The future of the league’s oldest player has been one of the season’s many talking points. Speculations in the media have led many to wonder if he would return for a remarkable 24th season. However, the man who knows the four-time champion’s contract situation better than almost anyone in the media shifted his position, and this time, it landed on the side of a deal getting done.

ESPN senior NBA reporter Brian Windhorst, who has covered LeBron James since his teenage years in Akron and has been the most consistent voice tracking the uncertainty around his Lakers future, weighed in with his latest read on where things stand between him and the franchise. “I don’t know what the number is, but there’s a number LeBron will be able to get more than anywhere, and he doesn’t want to leave LA anyway,” Windhorst said. “My belief is they will come to terms, but there could be some hurt feelings between now and that agreement.”
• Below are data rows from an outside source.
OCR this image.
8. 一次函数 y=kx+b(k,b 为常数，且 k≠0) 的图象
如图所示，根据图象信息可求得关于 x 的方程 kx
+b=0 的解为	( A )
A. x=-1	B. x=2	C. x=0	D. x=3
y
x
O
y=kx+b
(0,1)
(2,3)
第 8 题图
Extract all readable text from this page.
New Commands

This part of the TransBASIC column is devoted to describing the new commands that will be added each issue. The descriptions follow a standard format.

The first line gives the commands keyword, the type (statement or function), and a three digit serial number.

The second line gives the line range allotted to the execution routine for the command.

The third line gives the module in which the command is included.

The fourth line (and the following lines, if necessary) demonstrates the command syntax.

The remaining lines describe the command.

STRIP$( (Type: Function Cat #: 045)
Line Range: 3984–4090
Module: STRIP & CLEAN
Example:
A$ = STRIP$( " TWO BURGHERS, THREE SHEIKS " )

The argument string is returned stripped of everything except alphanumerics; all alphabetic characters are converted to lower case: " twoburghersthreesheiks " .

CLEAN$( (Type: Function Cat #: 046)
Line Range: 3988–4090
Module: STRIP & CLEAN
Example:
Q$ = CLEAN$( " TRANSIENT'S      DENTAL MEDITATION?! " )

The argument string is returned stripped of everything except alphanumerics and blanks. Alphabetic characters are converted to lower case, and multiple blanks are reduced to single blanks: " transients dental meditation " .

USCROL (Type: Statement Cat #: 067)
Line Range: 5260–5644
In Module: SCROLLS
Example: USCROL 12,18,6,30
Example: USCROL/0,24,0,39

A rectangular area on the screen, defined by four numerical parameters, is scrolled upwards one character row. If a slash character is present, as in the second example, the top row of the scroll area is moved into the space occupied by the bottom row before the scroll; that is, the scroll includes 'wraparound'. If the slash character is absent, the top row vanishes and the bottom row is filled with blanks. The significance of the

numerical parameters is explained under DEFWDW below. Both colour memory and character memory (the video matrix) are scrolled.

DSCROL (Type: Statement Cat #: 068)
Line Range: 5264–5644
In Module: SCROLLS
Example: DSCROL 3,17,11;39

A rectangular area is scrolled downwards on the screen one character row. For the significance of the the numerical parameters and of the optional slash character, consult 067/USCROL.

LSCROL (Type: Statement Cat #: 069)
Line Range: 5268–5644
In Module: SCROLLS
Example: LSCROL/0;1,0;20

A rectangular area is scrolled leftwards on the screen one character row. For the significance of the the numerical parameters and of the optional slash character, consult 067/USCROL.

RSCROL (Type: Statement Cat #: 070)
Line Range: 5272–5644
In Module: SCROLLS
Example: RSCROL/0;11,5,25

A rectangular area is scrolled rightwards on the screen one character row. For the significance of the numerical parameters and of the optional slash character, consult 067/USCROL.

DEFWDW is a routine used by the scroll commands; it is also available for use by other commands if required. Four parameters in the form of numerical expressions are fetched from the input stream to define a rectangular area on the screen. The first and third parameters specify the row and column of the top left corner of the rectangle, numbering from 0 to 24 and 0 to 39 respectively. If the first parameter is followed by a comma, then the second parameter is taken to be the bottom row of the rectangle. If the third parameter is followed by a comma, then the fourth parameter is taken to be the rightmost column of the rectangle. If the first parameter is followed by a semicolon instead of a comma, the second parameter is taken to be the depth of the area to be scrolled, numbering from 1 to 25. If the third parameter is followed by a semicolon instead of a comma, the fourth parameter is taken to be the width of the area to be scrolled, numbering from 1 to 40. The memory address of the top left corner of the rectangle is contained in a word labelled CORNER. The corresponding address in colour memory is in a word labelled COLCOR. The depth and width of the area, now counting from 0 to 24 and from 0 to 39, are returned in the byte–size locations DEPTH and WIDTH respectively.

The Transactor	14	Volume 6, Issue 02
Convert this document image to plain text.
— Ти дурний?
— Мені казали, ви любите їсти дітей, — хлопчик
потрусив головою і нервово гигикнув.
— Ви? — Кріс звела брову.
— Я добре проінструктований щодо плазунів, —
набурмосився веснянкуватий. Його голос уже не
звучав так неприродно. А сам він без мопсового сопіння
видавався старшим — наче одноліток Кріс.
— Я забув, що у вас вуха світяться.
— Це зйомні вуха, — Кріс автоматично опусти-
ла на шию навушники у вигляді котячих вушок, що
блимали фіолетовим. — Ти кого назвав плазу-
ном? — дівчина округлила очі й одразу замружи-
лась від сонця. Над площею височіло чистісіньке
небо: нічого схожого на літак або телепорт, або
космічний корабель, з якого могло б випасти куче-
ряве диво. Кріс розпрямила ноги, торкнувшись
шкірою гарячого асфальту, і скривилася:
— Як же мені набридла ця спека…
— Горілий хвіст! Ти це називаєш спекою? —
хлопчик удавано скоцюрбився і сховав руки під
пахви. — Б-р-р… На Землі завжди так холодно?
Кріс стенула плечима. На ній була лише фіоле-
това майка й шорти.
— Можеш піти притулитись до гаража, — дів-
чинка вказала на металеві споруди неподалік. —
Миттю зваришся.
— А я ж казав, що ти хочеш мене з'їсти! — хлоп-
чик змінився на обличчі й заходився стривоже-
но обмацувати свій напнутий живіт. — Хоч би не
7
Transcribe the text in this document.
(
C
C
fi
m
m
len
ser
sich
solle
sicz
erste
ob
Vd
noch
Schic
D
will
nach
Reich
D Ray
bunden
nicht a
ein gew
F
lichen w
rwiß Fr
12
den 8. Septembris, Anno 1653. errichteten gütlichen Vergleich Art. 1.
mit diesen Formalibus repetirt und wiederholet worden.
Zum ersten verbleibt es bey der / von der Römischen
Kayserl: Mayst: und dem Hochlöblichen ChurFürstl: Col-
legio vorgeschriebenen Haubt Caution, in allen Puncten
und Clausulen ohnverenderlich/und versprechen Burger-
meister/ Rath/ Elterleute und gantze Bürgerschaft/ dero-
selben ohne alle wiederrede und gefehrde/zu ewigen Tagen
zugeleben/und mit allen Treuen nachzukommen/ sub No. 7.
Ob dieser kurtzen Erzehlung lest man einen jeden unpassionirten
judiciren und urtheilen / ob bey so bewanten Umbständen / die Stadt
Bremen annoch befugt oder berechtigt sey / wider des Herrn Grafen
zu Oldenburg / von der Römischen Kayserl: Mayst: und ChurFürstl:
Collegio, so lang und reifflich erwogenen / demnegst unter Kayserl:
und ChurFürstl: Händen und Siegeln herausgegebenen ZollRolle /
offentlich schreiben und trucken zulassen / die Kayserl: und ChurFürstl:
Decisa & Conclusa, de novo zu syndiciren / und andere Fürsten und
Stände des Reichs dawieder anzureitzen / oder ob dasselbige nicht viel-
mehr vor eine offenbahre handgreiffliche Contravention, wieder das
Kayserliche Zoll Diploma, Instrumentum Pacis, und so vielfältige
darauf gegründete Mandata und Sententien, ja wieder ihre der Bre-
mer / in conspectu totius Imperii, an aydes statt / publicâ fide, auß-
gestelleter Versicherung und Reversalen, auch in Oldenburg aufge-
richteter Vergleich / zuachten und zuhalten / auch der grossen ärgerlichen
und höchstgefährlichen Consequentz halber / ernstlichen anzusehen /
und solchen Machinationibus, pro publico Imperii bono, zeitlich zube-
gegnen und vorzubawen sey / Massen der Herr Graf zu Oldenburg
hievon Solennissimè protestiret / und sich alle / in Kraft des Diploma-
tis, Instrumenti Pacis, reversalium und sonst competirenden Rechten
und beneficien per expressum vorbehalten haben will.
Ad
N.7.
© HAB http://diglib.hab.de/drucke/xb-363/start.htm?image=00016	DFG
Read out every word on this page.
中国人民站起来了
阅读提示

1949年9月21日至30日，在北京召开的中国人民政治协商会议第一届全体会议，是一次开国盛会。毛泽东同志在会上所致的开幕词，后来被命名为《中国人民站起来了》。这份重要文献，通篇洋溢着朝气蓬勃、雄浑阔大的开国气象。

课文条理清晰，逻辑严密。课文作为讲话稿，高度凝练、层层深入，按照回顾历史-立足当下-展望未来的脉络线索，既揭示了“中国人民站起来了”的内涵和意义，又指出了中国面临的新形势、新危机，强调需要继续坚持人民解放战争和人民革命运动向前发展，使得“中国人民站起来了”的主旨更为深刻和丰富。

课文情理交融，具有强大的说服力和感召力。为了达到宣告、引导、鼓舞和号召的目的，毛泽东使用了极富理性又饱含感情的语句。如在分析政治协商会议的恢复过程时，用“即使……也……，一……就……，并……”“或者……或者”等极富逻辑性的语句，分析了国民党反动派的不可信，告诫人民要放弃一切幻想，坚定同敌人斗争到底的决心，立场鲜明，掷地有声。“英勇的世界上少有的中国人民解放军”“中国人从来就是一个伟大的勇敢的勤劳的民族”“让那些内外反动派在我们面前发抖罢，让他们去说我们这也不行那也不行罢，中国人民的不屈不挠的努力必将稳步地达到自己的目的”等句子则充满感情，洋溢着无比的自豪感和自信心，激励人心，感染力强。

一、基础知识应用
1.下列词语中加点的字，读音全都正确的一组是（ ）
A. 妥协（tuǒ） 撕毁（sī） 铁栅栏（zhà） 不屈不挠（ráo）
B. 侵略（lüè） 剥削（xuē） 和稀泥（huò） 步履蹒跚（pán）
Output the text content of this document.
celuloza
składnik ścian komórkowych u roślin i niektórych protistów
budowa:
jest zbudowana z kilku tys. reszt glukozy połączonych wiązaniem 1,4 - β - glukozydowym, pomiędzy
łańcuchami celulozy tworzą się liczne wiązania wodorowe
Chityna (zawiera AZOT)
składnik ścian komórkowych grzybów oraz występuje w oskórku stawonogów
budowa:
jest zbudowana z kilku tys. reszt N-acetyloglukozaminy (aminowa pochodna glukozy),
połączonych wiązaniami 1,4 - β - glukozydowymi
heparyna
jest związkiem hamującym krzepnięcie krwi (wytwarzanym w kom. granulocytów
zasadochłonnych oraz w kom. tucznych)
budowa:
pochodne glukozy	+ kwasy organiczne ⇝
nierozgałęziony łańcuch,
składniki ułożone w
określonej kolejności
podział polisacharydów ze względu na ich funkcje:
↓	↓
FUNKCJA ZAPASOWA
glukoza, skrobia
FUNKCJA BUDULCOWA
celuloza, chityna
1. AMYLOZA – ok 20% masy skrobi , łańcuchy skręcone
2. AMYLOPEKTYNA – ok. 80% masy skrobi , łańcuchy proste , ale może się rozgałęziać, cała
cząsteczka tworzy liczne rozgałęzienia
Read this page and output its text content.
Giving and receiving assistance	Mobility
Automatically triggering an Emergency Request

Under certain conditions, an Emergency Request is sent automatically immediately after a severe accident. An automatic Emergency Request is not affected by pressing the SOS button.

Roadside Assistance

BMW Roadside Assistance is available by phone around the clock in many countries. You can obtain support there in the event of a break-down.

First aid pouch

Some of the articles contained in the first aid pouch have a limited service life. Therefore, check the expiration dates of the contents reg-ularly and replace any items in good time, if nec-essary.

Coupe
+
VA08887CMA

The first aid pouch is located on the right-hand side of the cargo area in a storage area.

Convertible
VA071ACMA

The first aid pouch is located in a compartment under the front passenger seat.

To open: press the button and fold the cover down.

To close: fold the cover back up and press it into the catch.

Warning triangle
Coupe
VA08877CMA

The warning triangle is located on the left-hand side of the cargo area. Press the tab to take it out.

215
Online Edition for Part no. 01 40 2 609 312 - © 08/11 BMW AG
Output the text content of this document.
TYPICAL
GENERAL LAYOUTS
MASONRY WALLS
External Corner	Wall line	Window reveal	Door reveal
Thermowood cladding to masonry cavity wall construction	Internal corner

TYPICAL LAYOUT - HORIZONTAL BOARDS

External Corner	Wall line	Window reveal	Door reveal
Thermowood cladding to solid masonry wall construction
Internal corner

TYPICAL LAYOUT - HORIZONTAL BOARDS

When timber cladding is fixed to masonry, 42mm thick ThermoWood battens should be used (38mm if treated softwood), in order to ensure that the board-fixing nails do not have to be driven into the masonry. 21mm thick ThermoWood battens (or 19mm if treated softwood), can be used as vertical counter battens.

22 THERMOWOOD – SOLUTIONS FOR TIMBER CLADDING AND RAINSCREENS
Windhorst did not predict a clean resolution. He predicted a resolution with friction, one where negotiations will produce a deal that leaves marks on the way there. LeBron is finishing a season in which he earned $52.6 million, a figure that the Lakers cannot sustain heading into an offseason where the new face of the franchise, Luka Doncic, is owed $49.8 million and Austin Reaves is expected to command north of $40 million annually on his next contract.

The mathematics of those three salaries coexisting doesn’t work. And that is why Windhorst spent most of the 2025-26 season reporting that the Lakers would ask James to take a pay cut, and it could potentially be a significant one. At one point, Windhorst put the probability of a Lakers return at roughly 33 percent, with retirement and a Cleveland homecoming as the other scenarios in play.

Furthermore, his new framing represented a meaningful shift. Earlier in the season, he characterized the two parties as “beginning to move apart” and the Lakers as viewing James as an expiring contract. But now he says that LeBron James doesn’t want to leave, and a deal will happen. However, what has not changed is his assessment of the road getting there.

The hurt feelings he referenced map directly onto a specific and documented tension: LeBron has never taken a contract below the maximum except for the 2010 discount he accepted to join the Miami Heat, and Windhorst himself has noted that James has been “very attuned to maximizing his salary” for the past fifteen years because he believed he was underpaid.

Asking the most decorated active player in the sport to accept a meaningful salary reduction, while his franchise is simultaneously building around a 27-year-old who earns more than him next season, is a negotiation that will generate exactly the friction Windhorst is predicting.

The Player Who Has Never Taken a Pay Cut Is About to Be Asked to Take One. Both Sides Know It

Windhorst’s prediction that LeBron James wants to stay is the headline. However, the detail underneath it is a more honest read on what this summer is going to look like, and because both parties want the same destination, the argument will be about who pays for the trip.

LeBron James and Lakers teammates
Mar 16, 2026; Houston, Texas, USA; Los Angeles Lakers guard Luka Doncic (77) and forward LeBron James (23) celebrate with teammates after a play during the third quarter against the Houston Rockets at Toyota Center. Mandatory Credit: Troy Taormina-Imagn Images

The four-time MVP is averaging 20.9 points, 7.2 assists, and 6.1 rebounds this season at 41 years old on a career-low 27.2 percent usage rate. Some have interpreted it as a deliberate sacrifice made to keep Doncic and Reaves operating freely. The Lakers went on a 13-of-14 run when James fully embraced the third-option role. While the value he provides is not in question, the question is what that value is worth on a roster that has already committed its financial architecture to Doncic and is about to extend Reaves.

They cannot offer his $50 million next season without the cap math becoming impossible. Moreover, his leverage is personal, given that he wants to stay, the Lakers reportedly want him back, and Cleveland remains a real alternative that adds pressure to Los Angeles’ negotiating position, even if the Cavaliers’ salary situation makes a meaningful deal logistically difficult.